If you are not all that familiar with working with inequalities, you can use an approach of looking at the behavior of the function on the coordinate planes through the origin. (Picturing the function otherwise isn't all that convenient since it is a function of three variables, which would call for a four-dimensional graph to show the function values.)
In the $ \ xy-$ plane , the function is $$ \ f(x, \ y, \ 0) \ \ = \ \ x^2 \ + \ 3y^2 \ - \ 2xy \ = \ (x^2 \ - \ 2xy \ + \ y^2) \ + \ 2y^2 \ \ = \ \ ( x - y )^2 \ + \ 2y^2 \ \ . $$
The first term equals zero on the line $ \ x \ = \ y \ $ and increases with distance from the line to either side. But this function "slice" also increases with increasing absolute value of $ \ y \ $ . So the minimum value in this coordinate plane is $ \ f \ = \ 0 \ $ at $ \ x \ = \ 0 \ , \ y \ = \ 0 \ $ .
In the $ \ xz-$ plane , the function is $$ \ f(x, \ 0, \ z) \ \ = \ \ x^2 \ + \ 2z^2 \ + \ 2xz \ = \ (x^2 \ + \ 2xz \ + \ z^2) \ + \ z^2 \ \ = \ \ ( x + z )^2 \ + \ z^2 \ \ , $$
the first term of which is equal to zero on the line $ \ x \ = \ -z \ $ , but again increases with increasing distance on either side of this line; the function "slice" also increases with increasing absolute value of $ \ z \ $ . So the function in this plane is minimal ( $ \ f \ = \ 0 \ $ ) at $ \ x \ = \ 0 \ , \ z \ = \ 0 \ $ .
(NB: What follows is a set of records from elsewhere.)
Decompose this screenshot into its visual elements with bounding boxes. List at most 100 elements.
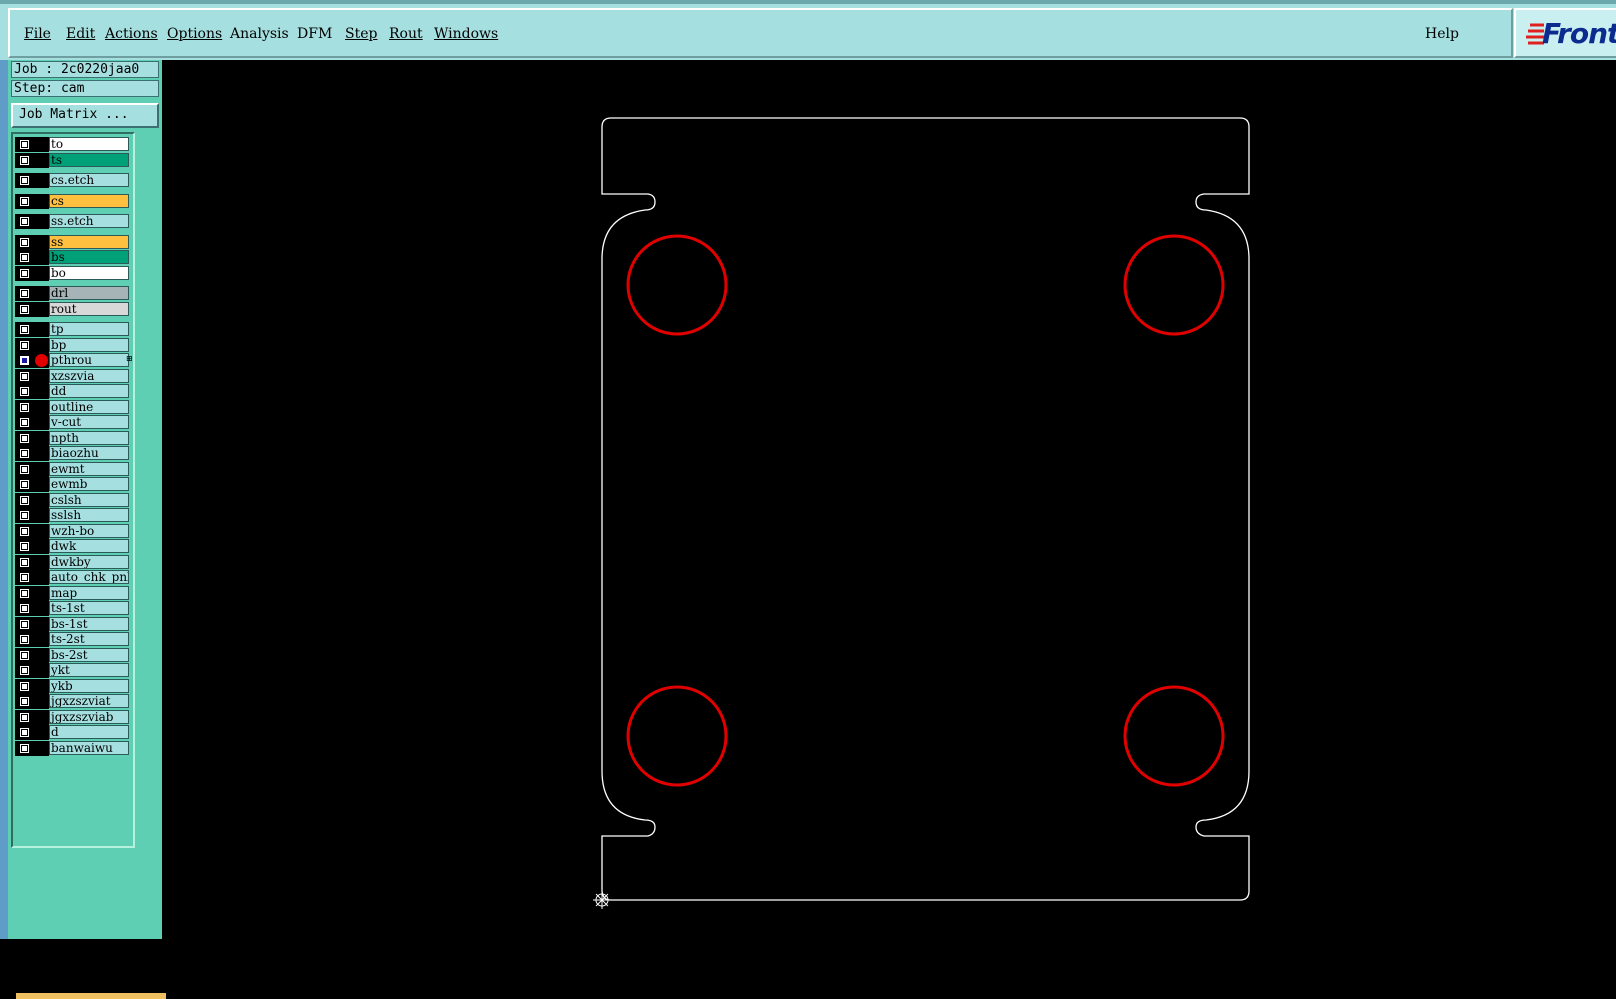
layer-checkbox[interactable] bbox=[20, 304, 29, 314]
layer-name[interactable]: dwk bbox=[49, 539, 129, 553]
layer-row[interactable]: map bbox=[15, 585, 133, 601]
layer-affected-cell[interactable] bbox=[15, 616, 49, 632]
layer-checkbox[interactable] bbox=[20, 666, 29, 675]
layer-name[interactable]: ykb bbox=[49, 678, 129, 693]
layer-name[interactable]: wzh-bo bbox=[49, 523, 129, 538]
layer-affected-cell[interactable] bbox=[15, 173, 49, 188]
layer-row[interactable]: cs.etch bbox=[15, 173, 133, 188]
layer-checkbox[interactable] bbox=[20, 155, 29, 165]
layer-name[interactable]: jgxzszviab bbox=[49, 709, 129, 724]
layer-checkbox[interactable] bbox=[20, 176, 29, 185]
layer-affected-cell[interactable] bbox=[15, 492, 49, 508]
layer-affected-cell[interactable] bbox=[15, 647, 49, 663]
layer-checkbox[interactable] bbox=[20, 743, 29, 753]
layer-row[interactable]: drl bbox=[15, 286, 133, 301]
layer-checkbox[interactable] bbox=[20, 619, 29, 629]
layer-row[interactable]: outline bbox=[15, 399, 133, 415]
layer-name[interactable]: cs bbox=[49, 193, 129, 208]
layer-checkbox[interactable] bbox=[20, 588, 29, 598]
layer-affected-cell[interactable] bbox=[15, 368, 49, 384]
layer-affected-cell[interactable] bbox=[15, 415, 49, 430]
board-view[interactable] bbox=[162, 60, 1616, 939]
layer-affected-cell[interactable] bbox=[15, 301, 49, 317]
layer-checkbox[interactable] bbox=[20, 402, 29, 412]
layer-checkbox[interactable] bbox=[20, 433, 29, 443]
layer-checkbox[interactable] bbox=[20, 635, 29, 644]
layer-row[interactable]: biaozhu bbox=[15, 446, 133, 461]
layer-row[interactable]: xzszvia bbox=[15, 368, 133, 384]
layer-row[interactable]: v-cut bbox=[15, 415, 133, 430]
layer-affected-cell[interactable] bbox=[15, 353, 49, 368]
layer-checkbox[interactable] bbox=[20, 604, 29, 613]
layer-name[interactable]: bs-2st bbox=[49, 647, 129, 662]
layer-name[interactable]: bo bbox=[49, 265, 129, 280]
menu-options[interactable]: Options bbox=[167, 26, 222, 42]
menu-dfm[interactable]: DFM bbox=[297, 26, 332, 42]
layer-row[interactable]: ts-2st bbox=[15, 632, 133, 647]
layer-row[interactable]: dwkby bbox=[15, 554, 133, 570]
layer-name[interactable]: biaozhu bbox=[49, 446, 129, 460]
menu-rout[interactable]: Rout bbox=[389, 26, 423, 42]
graphics-canvas[interactable] bbox=[162, 60, 1616, 939]
layer-row[interactable]: cs bbox=[15, 193, 133, 209]
layer-checkbox[interactable] bbox=[20, 495, 29, 505]
layer-checkbox[interactable] bbox=[20, 573, 29, 582]
layer-row[interactable]: dd bbox=[15, 384, 133, 399]
layer-name[interactable]: bs bbox=[49, 250, 129, 264]
layer-affected-cell[interactable] bbox=[15, 461, 49, 477]
layer-affected-cell[interactable] bbox=[15, 523, 49, 539]
layer-affected-cell[interactable] bbox=[15, 508, 49, 523]
layer-affected-cell[interactable] bbox=[15, 601, 49, 616]
layer-row[interactable]: npth bbox=[15, 430, 133, 446]
layer-checkbox[interactable] bbox=[20, 356, 29, 365]
layer-name[interactable]: ewmb bbox=[49, 477, 129, 491]
layer-affected-cell[interactable] bbox=[15, 265, 49, 281]
layer-checkbox[interactable] bbox=[20, 196, 29, 206]
layer-affected-cell[interactable] bbox=[15, 585, 49, 601]
layer-name[interactable]: ts-2st bbox=[49, 632, 129, 646]
layer-row[interactable]: ykt bbox=[15, 663, 133, 678]
layer-name[interactable]: banwaiwu bbox=[49, 740, 129, 755]
layer-checkbox[interactable] bbox=[20, 340, 29, 350]
layer-name[interactable]: ts-1st bbox=[49, 601, 129, 615]
layer-checkbox[interactable] bbox=[20, 140, 29, 149]
layer-row[interactable]: tp bbox=[15, 322, 133, 337]
layer-row[interactable]: wzh-bo bbox=[15, 523, 133, 539]
layer-row[interactable]: pthrou ⊞ bbox=[15, 353, 133, 368]
layer-name[interactable]: d bbox=[49, 725, 129, 739]
layer-affected-cell[interactable] bbox=[15, 250, 49, 265]
layer-affected-cell[interactable] bbox=[15, 570, 49, 585]
layer-checkbox[interactable] bbox=[20, 325, 29, 334]
layer-checkbox[interactable] bbox=[20, 449, 29, 458]
layer-affected-cell[interactable] bbox=[15, 193, 49, 209]
layer-row[interactable]: ewmb bbox=[15, 477, 133, 492]
layer-row[interactable]: jgxzszviat bbox=[15, 694, 133, 709]
layer-checkbox[interactable] bbox=[20, 289, 29, 298]
layer-name[interactable]: map bbox=[49, 585, 129, 600]
layer-affected-cell[interactable] bbox=[15, 740, 49, 756]
layer-row[interactable]: d bbox=[15, 725, 133, 740]
layer-affected-cell[interactable] bbox=[15, 286, 49, 301]
layer-row[interactable]: ts-1st bbox=[15, 601, 133, 616]
layer-row[interactable]: bs-1st bbox=[15, 616, 133, 632]
layer-checkbox[interactable] bbox=[20, 268, 29, 278]
layer-name[interactable]: pthrou bbox=[49, 353, 129, 367]
layer-affected-cell[interactable] bbox=[15, 399, 49, 415]
layer-checkbox[interactable] bbox=[20, 371, 29, 381]
menu-analysis[interactable]: Analysis bbox=[230, 26, 289, 42]
layer-name[interactable]: v-cut bbox=[49, 415, 129, 429]
layer-affected-cell[interactable] bbox=[15, 709, 49, 725]
menu-windows[interactable]: Windows bbox=[434, 26, 498, 42]
layer-name[interactable]: auto_chk_pnl bbox=[49, 570, 129, 584]
layer-name[interactable]: cs.etch bbox=[49, 173, 129, 187]
layer-name[interactable]: jgxzszviat bbox=[49, 694, 129, 708]
layer-row[interactable]: bo bbox=[15, 265, 133, 281]
layer-row[interactable]: rout bbox=[15, 301, 133, 317]
layer-row[interactable]: banwaiwu bbox=[15, 740, 133, 756]
layer-name[interactable]: tp bbox=[49, 322, 129, 336]
layer-affected-cell[interactable] bbox=[15, 539, 49, 554]
layer-checkbox[interactable] bbox=[20, 650, 29, 660]
menu-file[interactable]: File bbox=[24, 26, 51, 42]
layer-name[interactable]: npth bbox=[49, 430, 129, 445]
layer-affected-cell[interactable] bbox=[15, 137, 49, 152]
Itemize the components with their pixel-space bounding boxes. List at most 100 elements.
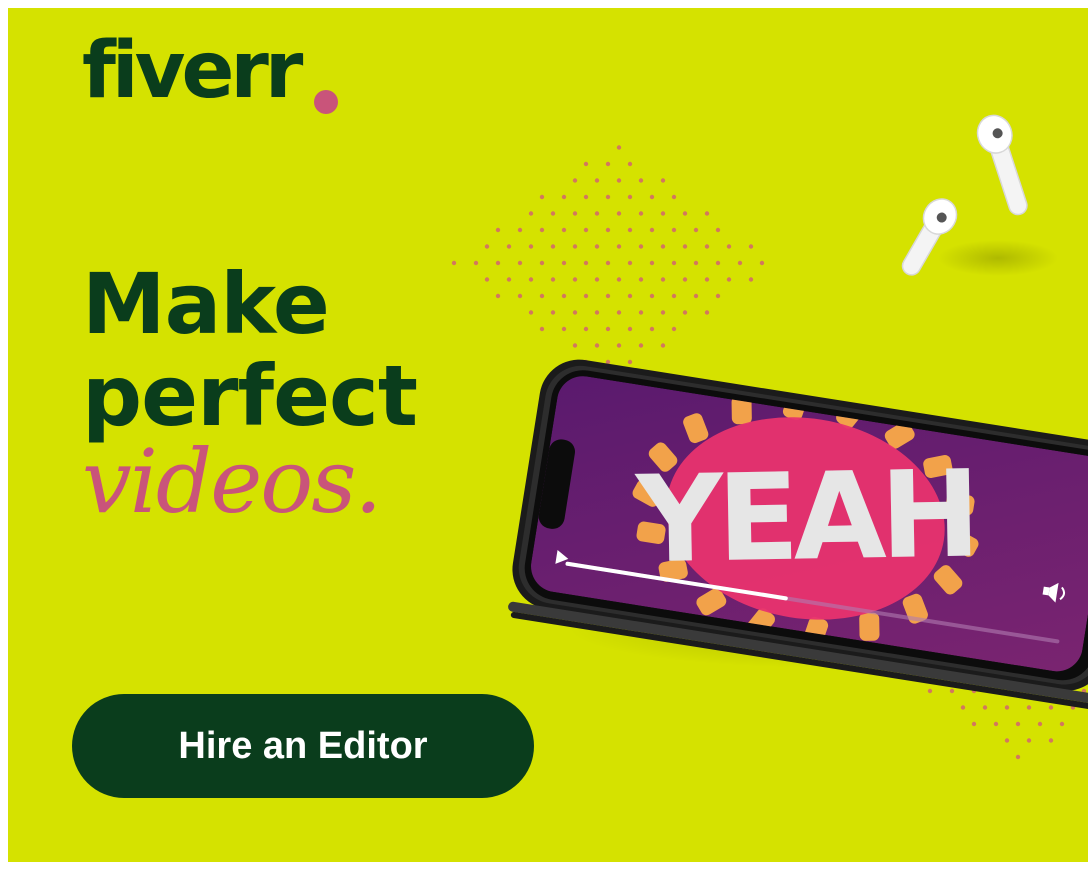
pattern-dot [649, 260, 655, 266]
pattern-dot [616, 277, 622, 282]
burst-shape [782, 390, 808, 421]
pattern-dot [572, 277, 578, 282]
headline-line-videos: videos. [82, 430, 382, 533]
pattern-dot [1037, 589, 1043, 595]
burst-shape [696, 588, 727, 616]
pattern-dot [517, 293, 523, 299]
progress-track [565, 561, 1060, 644]
burst-shape [836, 399, 865, 429]
pattern-dot [594, 211, 600, 216]
volume-icon [1042, 582, 1065, 603]
pattern-dot [960, 606, 966, 611]
pattern-dot [1070, 705, 1076, 710]
pattern-dot [528, 310, 534, 315]
pattern-dot [971, 721, 977, 727]
pattern-dot [605, 359, 611, 365]
pattern-dot [916, 639, 922, 644]
pattern-dot [1015, 556, 1021, 562]
pattern-dot [693, 260, 699, 266]
pattern-dot [1015, 688, 1021, 694]
hire-editor-button[interactable]: Hire an Editor [72, 694, 534, 798]
burst-shape [902, 593, 928, 624]
pattern-dot [1015, 721, 1021, 727]
pattern-dot [993, 622, 999, 628]
pattern-dot [528, 244, 534, 249]
pattern-dot [715, 260, 721, 266]
pattern-dot [539, 194, 545, 200]
pattern-dot [671, 227, 677, 233]
logo-dot [314, 90, 338, 114]
pattern-dot [1070, 606, 1076, 611]
pattern-dot [517, 227, 523, 233]
pattern-dot [616, 211, 622, 216]
pattern-dot [473, 260, 479, 266]
pattern-dot [539, 326, 545, 332]
pattern-dot [1048, 606, 1054, 611]
pattern-dot [715, 293, 721, 299]
pattern-dot [539, 260, 545, 266]
pattern-dot [638, 244, 644, 249]
pattern-dot [583, 161, 589, 167]
pattern-dot [616, 244, 622, 249]
burst-shape [746, 608, 775, 638]
pattern-dot [605, 227, 611, 233]
pattern-dot [1037, 688, 1043, 694]
pattern-dot [993, 721, 999, 727]
pattern-dot [605, 260, 611, 266]
pattern-dot [528, 211, 534, 216]
pattern-dot [905, 655, 911, 661]
screen-text: YEAH [633, 446, 976, 591]
burst-shape [948, 530, 979, 557]
pattern-dot [1059, 688, 1065, 694]
burst-shape [683, 413, 709, 444]
pattern-dot [627, 326, 633, 332]
pattern-dot [572, 343, 578, 348]
pattern-dot [927, 688, 933, 694]
pattern-dot [682, 310, 688, 315]
fiverr-ad-banner[interactable]: fiverr Make perfect videos. YEAH Hire an… [0, 0, 1088, 870]
pattern-dot [638, 343, 644, 348]
pattern-dot [1081, 688, 1087, 694]
pattern-dot [1004, 705, 1010, 710]
pattern-dot [616, 343, 622, 348]
pattern-dot [960, 639, 966, 644]
pattern-dot [627, 194, 633, 200]
pattern-dot [660, 178, 666, 183]
pattern-dot [528, 277, 534, 282]
pattern-dot [638, 178, 644, 183]
pattern-dot [1015, 589, 1021, 595]
burst-shape [884, 421, 915, 449]
pattern-dot [960, 705, 966, 710]
burst-shape [859, 612, 880, 641]
pattern-dot [1037, 721, 1043, 727]
pattern-dot [506, 244, 512, 249]
pattern-dot [616, 376, 622, 381]
pattern-dot [451, 260, 457, 266]
pattern-dot [971, 622, 977, 628]
pattern-dot [572, 244, 578, 249]
phone-shadow [568, 588, 1088, 668]
pattern-dot [726, 244, 732, 249]
pattern-dot [660, 277, 666, 282]
pattern-dot [550, 211, 556, 216]
burst-shape [923, 455, 953, 478]
pattern-dot [1048, 738, 1054, 743]
pattern-dot [550, 310, 556, 315]
pattern-dot [682, 211, 688, 216]
pattern-dot [594, 310, 600, 315]
pattern-dot [649, 293, 655, 299]
pattern-dot [1081, 622, 1087, 628]
dot-pattern-upper [451, 145, 765, 381]
pattern-dot [660, 211, 666, 216]
burst-shape [731, 396, 752, 425]
pattern-dot [583, 293, 589, 299]
burst-shape [636, 521, 666, 544]
pattern-dot [572, 178, 578, 183]
pattern-dot [660, 244, 666, 249]
burst-shape [803, 616, 829, 647]
pattern-dot [550, 277, 556, 282]
pattern-dot [971, 589, 977, 595]
pattern-dot [627, 293, 633, 299]
pattern-dot [583, 326, 589, 332]
pattern-dot [627, 260, 633, 266]
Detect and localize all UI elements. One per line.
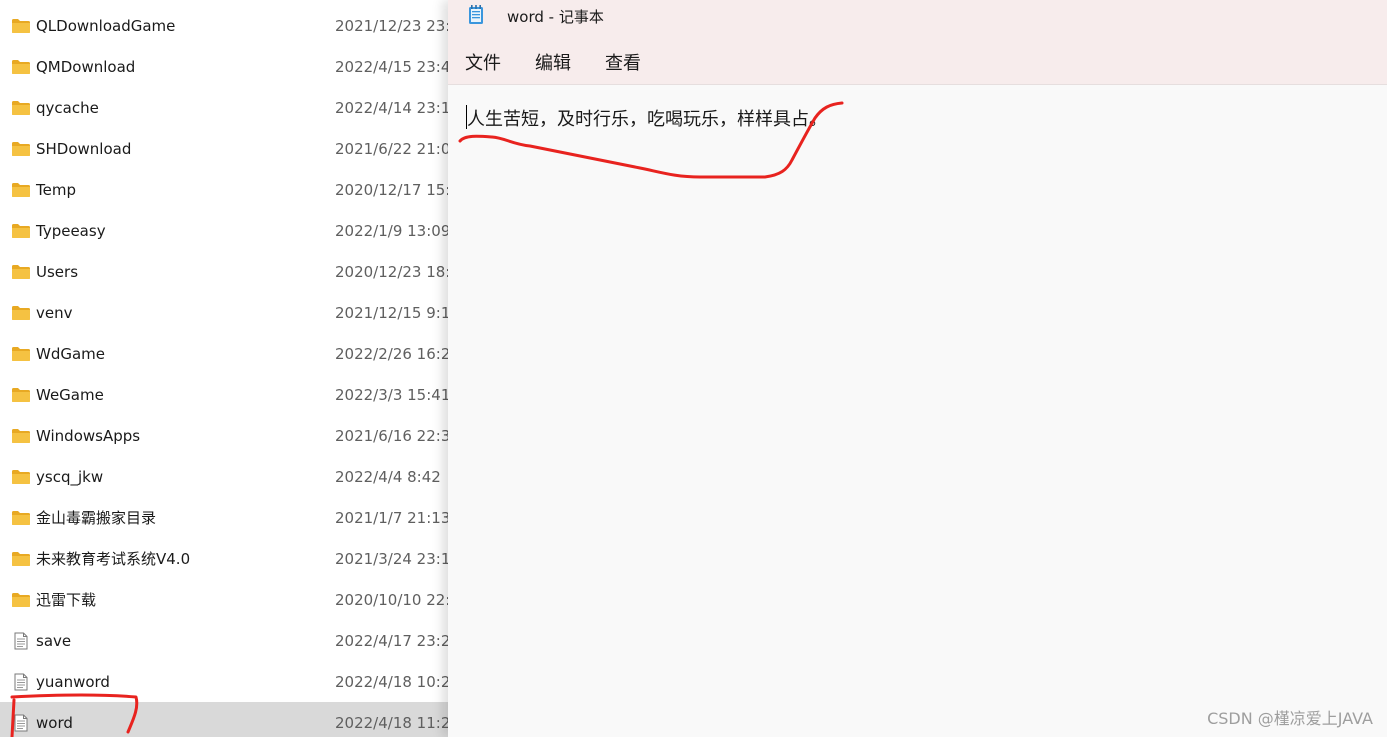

Finally, in the $ \ yz-$ plane , the function is $$ \ f(0, \ y, \ z) \ \ = \ \ 3y^2 \ + \ 2z^2 \ \ , $$
which is positive everywhere except at $ \ y \ = \ 0 \ , \ z \ = \ 0 \ $ .
Thus, the function is zero at the origin and positive elsewhere in $ \ \mathbb{R}^3 \ $ .